Aile bir an önce bu dosyanın aydınlatılmasını talep ediyor. Çünkü aile sadece acısını yaşamak istiyor. Bununla birlikte kızlarına olan vazifelerinden dolayı eksik bir şey, yanlış bir şey yapmış olmak istemiyor. Bu sebeple bu mücadeleyi sosyal medya platformlarına taşıdı. Basın mensuplarıyla görüşmekteler. Burada kimseyi yargısız infaz etmek gibi bir amacı yok ailenin. Ailenin tek amacı dosyanın tertemiz bir şekilde nihayete varması ve adaletin tecelli etmesi. Sanığın ailesinin, müvekkil aileyle iletişime geçme çabaları olduğunu daha önce ifade etmiştik ama aile o aşamada bunu samimiyetsiz bulduğu için bu girişimleri reddetti.

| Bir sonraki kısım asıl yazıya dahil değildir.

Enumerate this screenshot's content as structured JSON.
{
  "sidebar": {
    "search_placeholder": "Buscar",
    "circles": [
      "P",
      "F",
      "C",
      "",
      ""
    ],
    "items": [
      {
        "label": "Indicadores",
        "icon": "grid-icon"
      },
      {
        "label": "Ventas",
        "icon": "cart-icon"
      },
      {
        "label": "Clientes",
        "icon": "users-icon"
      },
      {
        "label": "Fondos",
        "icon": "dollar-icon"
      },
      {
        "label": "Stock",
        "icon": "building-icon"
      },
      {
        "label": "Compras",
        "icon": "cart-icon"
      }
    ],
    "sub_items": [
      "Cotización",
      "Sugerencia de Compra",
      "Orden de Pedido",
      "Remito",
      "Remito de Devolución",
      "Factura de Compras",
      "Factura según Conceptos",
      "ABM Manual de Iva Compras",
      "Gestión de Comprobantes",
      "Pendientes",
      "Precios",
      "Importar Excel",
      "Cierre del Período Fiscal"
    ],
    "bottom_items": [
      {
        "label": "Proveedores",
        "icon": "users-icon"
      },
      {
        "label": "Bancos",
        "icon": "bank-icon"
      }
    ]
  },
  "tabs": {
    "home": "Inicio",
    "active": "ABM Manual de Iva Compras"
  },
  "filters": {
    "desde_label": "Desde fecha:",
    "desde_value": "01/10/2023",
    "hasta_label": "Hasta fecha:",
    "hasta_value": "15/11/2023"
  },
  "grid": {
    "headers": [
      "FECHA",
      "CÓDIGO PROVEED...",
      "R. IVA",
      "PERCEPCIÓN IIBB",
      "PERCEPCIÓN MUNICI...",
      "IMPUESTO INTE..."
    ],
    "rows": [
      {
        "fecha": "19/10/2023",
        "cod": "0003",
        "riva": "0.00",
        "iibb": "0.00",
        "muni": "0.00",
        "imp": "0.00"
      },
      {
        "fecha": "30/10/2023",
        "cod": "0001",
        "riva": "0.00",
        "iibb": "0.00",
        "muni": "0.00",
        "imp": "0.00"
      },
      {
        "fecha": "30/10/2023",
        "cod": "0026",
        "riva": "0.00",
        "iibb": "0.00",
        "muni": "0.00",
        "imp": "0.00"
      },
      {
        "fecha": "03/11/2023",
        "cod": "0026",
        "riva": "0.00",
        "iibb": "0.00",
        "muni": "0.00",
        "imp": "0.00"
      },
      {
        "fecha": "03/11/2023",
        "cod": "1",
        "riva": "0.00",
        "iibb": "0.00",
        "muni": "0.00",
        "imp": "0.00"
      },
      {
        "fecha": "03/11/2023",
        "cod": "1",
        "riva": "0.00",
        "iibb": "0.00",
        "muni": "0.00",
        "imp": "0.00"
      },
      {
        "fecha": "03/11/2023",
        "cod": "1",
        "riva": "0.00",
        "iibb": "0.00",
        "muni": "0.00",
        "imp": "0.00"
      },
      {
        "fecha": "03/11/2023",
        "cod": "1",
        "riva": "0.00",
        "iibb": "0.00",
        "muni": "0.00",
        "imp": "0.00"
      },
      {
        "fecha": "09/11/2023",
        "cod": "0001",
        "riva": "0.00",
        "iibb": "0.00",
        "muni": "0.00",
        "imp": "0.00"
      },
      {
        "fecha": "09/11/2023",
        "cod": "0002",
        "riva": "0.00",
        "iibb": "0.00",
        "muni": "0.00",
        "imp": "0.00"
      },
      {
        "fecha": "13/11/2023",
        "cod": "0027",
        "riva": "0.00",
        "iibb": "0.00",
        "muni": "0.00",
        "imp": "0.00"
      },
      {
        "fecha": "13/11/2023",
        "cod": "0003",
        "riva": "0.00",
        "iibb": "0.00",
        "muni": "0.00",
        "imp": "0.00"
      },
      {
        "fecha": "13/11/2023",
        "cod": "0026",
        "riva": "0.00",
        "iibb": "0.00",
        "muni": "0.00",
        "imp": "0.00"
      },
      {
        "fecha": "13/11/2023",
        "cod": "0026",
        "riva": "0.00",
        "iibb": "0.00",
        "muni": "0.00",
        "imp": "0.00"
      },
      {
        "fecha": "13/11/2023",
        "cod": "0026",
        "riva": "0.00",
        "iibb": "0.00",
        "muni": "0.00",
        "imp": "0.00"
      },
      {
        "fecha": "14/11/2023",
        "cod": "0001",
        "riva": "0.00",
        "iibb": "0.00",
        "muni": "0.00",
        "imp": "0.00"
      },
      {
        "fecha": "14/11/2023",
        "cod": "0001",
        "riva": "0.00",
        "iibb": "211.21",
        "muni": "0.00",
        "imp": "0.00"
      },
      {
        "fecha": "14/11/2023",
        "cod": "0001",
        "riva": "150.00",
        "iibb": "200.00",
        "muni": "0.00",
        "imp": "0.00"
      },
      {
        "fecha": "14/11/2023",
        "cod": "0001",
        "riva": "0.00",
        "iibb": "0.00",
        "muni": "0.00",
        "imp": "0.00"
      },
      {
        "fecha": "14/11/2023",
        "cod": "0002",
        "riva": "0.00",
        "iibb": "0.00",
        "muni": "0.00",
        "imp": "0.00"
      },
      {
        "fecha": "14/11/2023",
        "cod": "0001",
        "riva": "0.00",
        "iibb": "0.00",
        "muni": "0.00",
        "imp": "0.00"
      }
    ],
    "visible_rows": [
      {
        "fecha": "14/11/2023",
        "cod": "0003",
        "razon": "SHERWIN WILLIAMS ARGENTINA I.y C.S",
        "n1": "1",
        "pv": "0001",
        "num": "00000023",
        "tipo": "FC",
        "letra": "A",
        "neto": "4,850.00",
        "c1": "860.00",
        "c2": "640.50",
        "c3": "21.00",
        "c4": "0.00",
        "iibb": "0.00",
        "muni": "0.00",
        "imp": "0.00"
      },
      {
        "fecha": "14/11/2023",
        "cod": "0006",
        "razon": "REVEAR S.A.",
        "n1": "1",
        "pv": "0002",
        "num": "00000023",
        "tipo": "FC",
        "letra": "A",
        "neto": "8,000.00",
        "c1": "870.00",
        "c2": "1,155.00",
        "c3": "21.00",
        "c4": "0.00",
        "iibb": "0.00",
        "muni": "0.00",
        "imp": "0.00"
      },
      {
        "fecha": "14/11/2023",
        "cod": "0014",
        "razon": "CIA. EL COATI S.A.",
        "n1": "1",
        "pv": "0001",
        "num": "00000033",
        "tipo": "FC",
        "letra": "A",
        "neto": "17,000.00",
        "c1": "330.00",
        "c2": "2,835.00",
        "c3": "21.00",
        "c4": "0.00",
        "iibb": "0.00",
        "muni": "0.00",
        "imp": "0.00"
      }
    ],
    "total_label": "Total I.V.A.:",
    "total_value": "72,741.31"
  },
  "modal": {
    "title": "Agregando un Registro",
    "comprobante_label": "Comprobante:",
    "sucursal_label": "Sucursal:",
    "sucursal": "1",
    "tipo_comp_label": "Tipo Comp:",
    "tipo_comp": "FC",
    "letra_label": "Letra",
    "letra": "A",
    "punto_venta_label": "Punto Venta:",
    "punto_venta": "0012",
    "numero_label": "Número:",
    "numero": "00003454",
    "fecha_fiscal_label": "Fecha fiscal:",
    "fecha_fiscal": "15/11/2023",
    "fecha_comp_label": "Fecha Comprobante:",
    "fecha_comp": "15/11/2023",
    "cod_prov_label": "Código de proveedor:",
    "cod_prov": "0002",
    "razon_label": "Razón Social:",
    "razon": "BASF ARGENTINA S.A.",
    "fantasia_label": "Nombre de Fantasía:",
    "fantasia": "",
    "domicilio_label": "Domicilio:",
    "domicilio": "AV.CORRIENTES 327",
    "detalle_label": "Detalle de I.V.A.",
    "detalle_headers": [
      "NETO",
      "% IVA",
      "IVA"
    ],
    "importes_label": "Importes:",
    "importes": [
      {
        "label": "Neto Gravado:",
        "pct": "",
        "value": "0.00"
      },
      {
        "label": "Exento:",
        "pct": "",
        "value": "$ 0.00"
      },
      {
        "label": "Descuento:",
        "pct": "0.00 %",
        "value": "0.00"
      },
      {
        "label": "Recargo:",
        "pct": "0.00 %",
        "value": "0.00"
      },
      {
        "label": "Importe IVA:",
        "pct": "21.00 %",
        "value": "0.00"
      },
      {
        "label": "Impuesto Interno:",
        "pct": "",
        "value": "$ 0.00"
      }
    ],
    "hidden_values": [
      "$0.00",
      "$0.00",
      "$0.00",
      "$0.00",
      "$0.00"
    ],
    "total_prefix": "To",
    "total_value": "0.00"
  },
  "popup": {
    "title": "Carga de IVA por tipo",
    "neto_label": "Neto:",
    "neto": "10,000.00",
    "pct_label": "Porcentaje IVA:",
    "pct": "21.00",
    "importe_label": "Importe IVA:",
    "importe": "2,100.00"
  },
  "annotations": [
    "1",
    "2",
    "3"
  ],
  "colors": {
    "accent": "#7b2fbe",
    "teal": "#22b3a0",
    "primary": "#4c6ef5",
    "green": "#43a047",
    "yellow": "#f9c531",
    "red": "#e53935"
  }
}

Şimdilik mahkemeden talep ettiğimiz delillerin toplanmasını bekliyoruz. Dosyanın akıbeti değişebilir, lehte veya aleyhte değişebilir. Lehte değişirse ona göre aksiyon alacağız. Aleyhte değişmesi durumunda üzüntümüz katlanarak artacak ama Işıl’ın burada bir kusuru varsa Işıl bu kusurun bedelini ne yazık ki canıyla ödedi. Biz de burada Işıl’a bir vefa borcu olarak adaletin yerine getirilmesi maksadıyla dosyanın eksiksiz ve tertemiz bir şekilde tekemmül etmesini sağlamak maksadıyla bu mücadelemizi başlattık. Bu mücadeleyi sürdürmeye kararlıyız.”